This is not your average gypsy story. Rather, this tale is about the authentic European Gypsies of Romany, nomadic farm workers caught up in Hitler’s reign of terror as he strove to purge the impure from his homeland. Beginning in 1927 in the Moravian countryside, where an infant is born in a dilapidated barn, the gypsies are slowly forced into a census program -- a method of tracking their movement that ends in a mass assignment to an all-gypsy labor camp. The swarthiness of their skin is enough to seal the fates of these families.
Although much has been written about the Nazi death camps, Fires in the Dark specifically addresses the decimation of the gypsy population of Eastern Europe. The story follows a number of families, one in particular, as the novel chronicles the gradual movement of fascism across the country, beginning with mandatory registration and specific “rules” that govern the gypsies’ mobility.

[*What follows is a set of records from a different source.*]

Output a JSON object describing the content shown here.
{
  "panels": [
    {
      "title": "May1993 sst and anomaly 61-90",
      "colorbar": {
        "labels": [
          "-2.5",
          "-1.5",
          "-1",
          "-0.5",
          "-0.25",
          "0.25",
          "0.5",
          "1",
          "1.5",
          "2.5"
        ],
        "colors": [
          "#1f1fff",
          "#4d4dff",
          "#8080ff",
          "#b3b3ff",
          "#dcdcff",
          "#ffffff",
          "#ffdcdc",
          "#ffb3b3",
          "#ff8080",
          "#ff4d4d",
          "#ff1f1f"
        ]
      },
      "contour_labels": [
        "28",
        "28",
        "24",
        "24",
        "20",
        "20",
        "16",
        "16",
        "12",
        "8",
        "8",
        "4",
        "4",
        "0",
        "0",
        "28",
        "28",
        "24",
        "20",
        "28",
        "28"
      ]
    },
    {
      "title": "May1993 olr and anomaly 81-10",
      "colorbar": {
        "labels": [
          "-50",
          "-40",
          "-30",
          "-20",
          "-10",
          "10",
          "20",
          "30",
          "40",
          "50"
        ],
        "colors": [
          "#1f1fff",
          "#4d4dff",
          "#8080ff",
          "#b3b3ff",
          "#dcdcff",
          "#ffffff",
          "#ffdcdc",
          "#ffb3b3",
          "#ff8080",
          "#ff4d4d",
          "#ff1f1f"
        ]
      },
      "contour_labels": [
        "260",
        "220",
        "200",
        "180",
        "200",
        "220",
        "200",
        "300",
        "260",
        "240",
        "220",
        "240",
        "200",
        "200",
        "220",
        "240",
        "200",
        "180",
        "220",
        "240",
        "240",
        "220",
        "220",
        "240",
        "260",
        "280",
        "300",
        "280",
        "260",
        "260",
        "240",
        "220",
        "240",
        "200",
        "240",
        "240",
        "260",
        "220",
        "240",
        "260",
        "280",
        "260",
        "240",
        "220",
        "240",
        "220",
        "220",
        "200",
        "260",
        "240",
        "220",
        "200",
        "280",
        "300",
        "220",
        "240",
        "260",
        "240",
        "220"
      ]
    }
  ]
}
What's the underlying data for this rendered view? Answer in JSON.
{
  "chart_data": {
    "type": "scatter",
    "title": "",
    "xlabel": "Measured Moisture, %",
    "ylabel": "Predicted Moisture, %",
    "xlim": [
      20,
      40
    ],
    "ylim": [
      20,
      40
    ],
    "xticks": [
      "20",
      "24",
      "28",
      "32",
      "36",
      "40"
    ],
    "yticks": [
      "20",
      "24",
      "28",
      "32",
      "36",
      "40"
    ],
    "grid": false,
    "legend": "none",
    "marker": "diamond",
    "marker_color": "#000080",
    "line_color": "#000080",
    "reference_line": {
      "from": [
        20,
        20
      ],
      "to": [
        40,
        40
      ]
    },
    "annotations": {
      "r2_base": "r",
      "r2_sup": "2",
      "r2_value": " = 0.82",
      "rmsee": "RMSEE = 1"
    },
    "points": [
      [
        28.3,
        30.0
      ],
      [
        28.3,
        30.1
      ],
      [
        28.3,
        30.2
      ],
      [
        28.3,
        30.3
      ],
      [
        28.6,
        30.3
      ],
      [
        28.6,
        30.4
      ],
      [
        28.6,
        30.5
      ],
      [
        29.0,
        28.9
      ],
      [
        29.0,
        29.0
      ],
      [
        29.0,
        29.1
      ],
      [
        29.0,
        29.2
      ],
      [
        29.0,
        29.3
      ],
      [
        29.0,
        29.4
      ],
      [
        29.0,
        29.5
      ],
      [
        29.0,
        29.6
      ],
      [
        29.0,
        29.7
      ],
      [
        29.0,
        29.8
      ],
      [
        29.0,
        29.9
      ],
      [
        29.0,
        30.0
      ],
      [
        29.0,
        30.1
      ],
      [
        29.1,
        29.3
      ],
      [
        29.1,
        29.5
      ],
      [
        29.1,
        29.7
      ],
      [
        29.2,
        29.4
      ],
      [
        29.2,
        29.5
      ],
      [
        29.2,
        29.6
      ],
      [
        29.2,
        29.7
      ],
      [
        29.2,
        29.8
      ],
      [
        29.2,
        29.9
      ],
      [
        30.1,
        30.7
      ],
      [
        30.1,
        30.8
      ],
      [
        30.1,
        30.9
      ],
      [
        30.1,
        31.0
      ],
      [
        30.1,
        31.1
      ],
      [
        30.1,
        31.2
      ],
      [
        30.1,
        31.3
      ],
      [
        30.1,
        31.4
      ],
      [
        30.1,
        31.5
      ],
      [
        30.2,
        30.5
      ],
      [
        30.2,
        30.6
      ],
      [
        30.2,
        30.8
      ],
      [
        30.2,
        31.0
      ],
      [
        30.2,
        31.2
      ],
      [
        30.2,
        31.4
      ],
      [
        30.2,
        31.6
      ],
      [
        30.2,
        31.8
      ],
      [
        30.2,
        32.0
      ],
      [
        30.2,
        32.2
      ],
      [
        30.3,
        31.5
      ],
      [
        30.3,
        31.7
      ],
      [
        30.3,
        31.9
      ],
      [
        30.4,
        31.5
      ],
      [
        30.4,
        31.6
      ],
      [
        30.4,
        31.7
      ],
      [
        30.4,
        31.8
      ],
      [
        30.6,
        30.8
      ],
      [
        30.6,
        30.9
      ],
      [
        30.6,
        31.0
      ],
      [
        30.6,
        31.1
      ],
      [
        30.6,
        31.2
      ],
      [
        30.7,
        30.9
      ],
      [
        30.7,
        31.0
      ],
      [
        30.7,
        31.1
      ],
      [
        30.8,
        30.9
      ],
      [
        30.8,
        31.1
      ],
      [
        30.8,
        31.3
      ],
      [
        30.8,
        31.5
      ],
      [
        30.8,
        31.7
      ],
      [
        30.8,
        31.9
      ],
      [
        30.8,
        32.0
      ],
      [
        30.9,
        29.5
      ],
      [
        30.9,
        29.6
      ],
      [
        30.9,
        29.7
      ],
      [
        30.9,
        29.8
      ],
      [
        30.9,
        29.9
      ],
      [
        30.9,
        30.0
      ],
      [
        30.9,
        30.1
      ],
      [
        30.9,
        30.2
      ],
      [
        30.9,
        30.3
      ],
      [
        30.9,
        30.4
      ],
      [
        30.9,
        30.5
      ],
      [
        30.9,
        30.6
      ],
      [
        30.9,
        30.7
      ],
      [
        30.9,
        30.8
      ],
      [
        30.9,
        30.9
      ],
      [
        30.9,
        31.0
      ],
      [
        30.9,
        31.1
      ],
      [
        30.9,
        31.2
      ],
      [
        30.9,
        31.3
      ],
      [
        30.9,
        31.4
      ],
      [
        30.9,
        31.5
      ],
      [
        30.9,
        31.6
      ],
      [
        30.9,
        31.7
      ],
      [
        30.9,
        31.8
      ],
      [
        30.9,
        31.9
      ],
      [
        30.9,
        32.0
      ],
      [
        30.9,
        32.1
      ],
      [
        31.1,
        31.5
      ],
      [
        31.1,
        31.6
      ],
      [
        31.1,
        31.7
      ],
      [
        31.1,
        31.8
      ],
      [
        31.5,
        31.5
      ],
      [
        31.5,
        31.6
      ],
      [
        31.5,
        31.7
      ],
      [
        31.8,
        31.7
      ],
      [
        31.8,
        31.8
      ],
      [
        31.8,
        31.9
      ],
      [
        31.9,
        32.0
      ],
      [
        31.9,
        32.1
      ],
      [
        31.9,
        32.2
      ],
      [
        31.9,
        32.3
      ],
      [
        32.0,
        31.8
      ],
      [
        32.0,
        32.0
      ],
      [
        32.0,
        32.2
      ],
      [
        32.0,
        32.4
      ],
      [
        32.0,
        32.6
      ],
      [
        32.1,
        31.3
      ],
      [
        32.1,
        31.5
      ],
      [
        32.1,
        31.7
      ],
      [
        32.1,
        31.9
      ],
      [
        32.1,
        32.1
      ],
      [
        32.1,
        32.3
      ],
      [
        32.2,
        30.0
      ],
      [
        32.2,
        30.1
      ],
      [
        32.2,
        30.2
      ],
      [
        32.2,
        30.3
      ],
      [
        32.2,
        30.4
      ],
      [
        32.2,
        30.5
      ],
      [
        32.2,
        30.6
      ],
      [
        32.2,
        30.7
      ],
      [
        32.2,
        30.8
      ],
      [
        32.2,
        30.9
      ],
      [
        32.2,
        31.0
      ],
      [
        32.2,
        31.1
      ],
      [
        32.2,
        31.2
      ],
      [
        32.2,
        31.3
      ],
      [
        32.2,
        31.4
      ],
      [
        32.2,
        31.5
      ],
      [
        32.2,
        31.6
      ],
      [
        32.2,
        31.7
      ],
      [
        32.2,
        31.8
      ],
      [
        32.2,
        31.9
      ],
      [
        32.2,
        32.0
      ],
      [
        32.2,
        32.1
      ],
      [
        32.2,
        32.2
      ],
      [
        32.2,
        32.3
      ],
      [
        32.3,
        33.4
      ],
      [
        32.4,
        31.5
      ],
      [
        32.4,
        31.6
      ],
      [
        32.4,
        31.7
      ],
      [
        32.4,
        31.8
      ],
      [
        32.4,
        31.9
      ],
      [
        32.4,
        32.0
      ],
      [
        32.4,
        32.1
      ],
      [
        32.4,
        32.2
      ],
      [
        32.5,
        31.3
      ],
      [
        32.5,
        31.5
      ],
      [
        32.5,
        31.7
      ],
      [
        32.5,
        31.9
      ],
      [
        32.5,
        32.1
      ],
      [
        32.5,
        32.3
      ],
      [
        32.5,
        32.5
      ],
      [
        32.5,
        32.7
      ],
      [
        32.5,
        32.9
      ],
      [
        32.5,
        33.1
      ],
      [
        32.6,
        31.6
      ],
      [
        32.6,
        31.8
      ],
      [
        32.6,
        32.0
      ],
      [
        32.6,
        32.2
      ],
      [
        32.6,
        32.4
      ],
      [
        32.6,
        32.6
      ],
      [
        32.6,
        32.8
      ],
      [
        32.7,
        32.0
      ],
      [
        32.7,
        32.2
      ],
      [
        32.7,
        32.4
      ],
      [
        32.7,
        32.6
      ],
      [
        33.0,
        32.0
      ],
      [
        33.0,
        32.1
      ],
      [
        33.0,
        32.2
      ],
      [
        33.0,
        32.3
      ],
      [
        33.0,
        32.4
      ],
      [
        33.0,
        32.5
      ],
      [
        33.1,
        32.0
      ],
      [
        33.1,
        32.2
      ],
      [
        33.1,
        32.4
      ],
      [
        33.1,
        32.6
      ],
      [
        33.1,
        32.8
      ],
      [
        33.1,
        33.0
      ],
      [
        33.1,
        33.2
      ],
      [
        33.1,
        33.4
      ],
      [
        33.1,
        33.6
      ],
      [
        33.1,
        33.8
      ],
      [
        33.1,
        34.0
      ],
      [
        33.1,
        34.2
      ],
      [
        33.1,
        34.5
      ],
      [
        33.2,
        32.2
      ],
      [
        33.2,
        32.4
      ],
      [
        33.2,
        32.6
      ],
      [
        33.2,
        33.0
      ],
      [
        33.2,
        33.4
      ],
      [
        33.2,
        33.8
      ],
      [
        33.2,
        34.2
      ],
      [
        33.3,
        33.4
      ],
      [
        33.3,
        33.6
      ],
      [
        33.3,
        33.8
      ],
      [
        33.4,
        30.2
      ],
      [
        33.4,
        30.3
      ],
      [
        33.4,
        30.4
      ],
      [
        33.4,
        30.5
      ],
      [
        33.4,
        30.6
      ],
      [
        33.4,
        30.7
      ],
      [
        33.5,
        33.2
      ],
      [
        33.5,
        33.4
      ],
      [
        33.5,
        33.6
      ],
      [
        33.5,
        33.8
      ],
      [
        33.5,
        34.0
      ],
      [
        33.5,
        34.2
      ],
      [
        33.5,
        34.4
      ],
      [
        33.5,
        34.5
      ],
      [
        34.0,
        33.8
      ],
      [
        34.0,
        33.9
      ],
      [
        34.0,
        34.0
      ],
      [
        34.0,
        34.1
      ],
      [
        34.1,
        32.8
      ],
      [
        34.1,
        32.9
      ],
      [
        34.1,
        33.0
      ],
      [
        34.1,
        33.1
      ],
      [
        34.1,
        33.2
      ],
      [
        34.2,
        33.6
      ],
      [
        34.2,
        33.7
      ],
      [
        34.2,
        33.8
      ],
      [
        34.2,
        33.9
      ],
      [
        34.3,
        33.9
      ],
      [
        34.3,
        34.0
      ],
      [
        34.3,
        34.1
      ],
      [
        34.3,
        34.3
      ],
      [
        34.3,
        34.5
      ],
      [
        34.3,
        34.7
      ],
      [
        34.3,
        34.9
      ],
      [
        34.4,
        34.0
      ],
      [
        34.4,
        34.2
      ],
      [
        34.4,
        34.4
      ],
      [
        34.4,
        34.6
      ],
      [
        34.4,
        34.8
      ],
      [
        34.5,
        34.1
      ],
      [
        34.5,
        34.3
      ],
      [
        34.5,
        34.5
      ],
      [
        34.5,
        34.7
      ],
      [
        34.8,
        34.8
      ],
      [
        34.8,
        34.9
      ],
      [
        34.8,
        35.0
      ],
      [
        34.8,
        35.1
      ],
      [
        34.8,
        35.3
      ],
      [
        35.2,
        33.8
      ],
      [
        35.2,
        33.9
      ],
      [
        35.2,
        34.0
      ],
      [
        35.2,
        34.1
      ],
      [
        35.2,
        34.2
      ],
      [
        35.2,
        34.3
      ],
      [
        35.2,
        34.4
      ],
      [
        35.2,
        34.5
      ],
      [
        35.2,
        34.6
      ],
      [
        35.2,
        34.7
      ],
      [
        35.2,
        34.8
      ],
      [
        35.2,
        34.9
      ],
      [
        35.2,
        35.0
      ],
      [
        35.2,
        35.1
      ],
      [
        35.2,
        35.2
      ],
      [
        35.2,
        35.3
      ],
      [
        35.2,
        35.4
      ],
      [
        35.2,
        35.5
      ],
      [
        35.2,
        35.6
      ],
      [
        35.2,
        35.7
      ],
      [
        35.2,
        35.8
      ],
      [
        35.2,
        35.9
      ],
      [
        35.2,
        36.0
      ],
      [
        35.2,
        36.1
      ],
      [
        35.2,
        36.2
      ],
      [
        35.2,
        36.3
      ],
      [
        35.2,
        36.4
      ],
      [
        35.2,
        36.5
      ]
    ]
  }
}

Moving from one gypsy camp to another, the men work at odd jobs for any farmers who are still willing to hire them, able to maintain the illusion, at least for a while, that they won’t be caught in the vast web that draws them inexorably toward their doom. But when the Germans commandeer their wagons and animals, the gypsy families are restricted to proscribed areas, later transported to special labor camps and told they will be safe as long as they work hard.
Unfortunately, no distinctions are made in the death camps, and the gypsies are thrown into the nightmare they hoped to escape. The primary family in the novel, of distant relation to the author, is subjected to the rigors, starvation and humiliation of the camps, many dying in a massive typhus epidemic. Only one family member escapes: the boy born in 1927 at the beginning of the story. This young man makes his way into Warsaw, where he joins a group who move black-market goods, passing as a gadje, or white man, with his fair complexion.
Describing these terrible years of human annihilation, author Louise Doughty devotes many pages to the suffering of individual family members, their travails echoing throughout the labor camp. The details are explicit and depressing as such a light-heated and joyful people are destroyed by ignorance and evil.
The writing shines during the closing days of the war, when the young man spends his days avoiding notice and an ignoble end just when relief is finally in sight. Groups of German soldiers cluster together, skirmishing with the Resistance while people run through the streets in anticipation of the arrival of the Allies or the Russians. I wish the whole novel could have had the energy of the last chapters, but the pages were frequently tedious until I reached the excitement of the ending. In any case, this is an important story, one that should be told. For all the human tragedy of those years, Fires in the Dark adds an important chapter to a history that cannot be forgotten.